De fait, « si des études microéconomiques font état d’améliorations substantielles dans la productivité des entreprises et l’efficacité des travailleurs, les effets macroéconomiques (au niveau d’un pays) restent incertains », écrivent un groupe d’économistes de l’OCDE, dans un article début mai. « Il y a des désaccords considérables sur le potentiel de croissance de l’IA », observent-ils.

De nombreux freins potentiels

Ces mêmes économistes montrent que le rythme de déploiement de l’IA aux États-Unis est pour l’instant plus faible que celui de l’électricité et de l’informatique. Seules 5 % des entreprises déclarent l’utiliser en 2024 selon un sondage du Census Bureau, l’office américain des statistiques. Or la diffusion de l’IA risque d’être freinée par des difficultés technologiques (comme le montrent les retards de la voiture autonome), juridiques (liées à la protection des données personnelles) ou socioprofessionnelles (déficit de formation, résistance au changement).

La technologie comporte aussi des coûts cachés, comme les coûts énergétiques et environnementaux liés au stockage et au traitement des données. Dans une note d’avril 2024, l’économiste Daron Acemoglu met pour sa part en avant des effets sociaux négatifs, comme la multiplication des attaques informatiques, des fake news et autres manipulations, qui vont engendrer des coûts pour les contrer. Il met en garde contre la tentation de substituer l’innovation au travail au lieu de l’utiliser pour rendre ce dernier plus productif et mieux rémunéré.

Enfin, les effets de l’IA sur la croissance dépendent des politiques de concurrence. Les technologies de l’information et de la communication ont été un exemple de nouvelle technologie dont la diffusion et le potentiel de gains de productivité ont pu être bridés par quelques entreprises se partageant un monopole. « La protection de la concurrence dans le domaine de l’IA peut accélérer son adoption par les particuliers et les entreprises et ainsi, permettre une diffusion plus rapide des gains de productivité », plaidait Benoît Coeuré, président de l’Autorité française de la concurrence, dans une interview aux Echos en mars 2023.

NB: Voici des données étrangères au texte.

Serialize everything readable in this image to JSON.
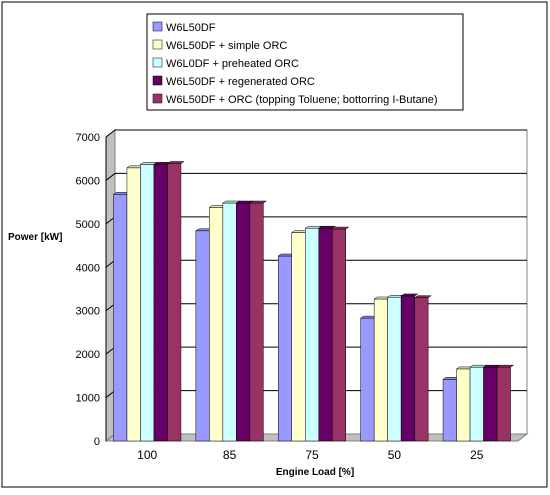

Pour la Commission de l’Intelligence Artificielle, « il est donc essentiel de mettre en place un ensemble de politiques publiques adaptées pour maximiser les gains : politique d’innovation, politique industrielle, politique concurrentielle… L’accompagnement des reconversions professionnelles et la formation continue seront également déterminants. Seuls les États qui se donneront les moyens de maîtriser l’IA en obtiendront les principaux bénéfices. Or, à ce jour, la France et l’Europe sont en retard. »

 

Pour aller plus loin :

Des effets de l’IA sur l’emploi très incertains

Parue en avril 2024, une note de la Direction générale du Trésor sur « les enjeux économiques de l’intelligence artificielle » fait la synthèse des études les plus récentes parues dans le monde. Alors que le Fonds monétaire international (FMI) estime que 60 % des emplois des économies avancées pourraient présenter un degré élevé d’exposition à l’IA, la note souligne que les effets sur l’emploi dépendent à court terme de « la vitesse de déploiement de l’IA, de l’évolution de certains métiers vers des tâches qui lui sont complémentaires et de la réallocation de la main-d’œuvre vers les métiers en croissance ».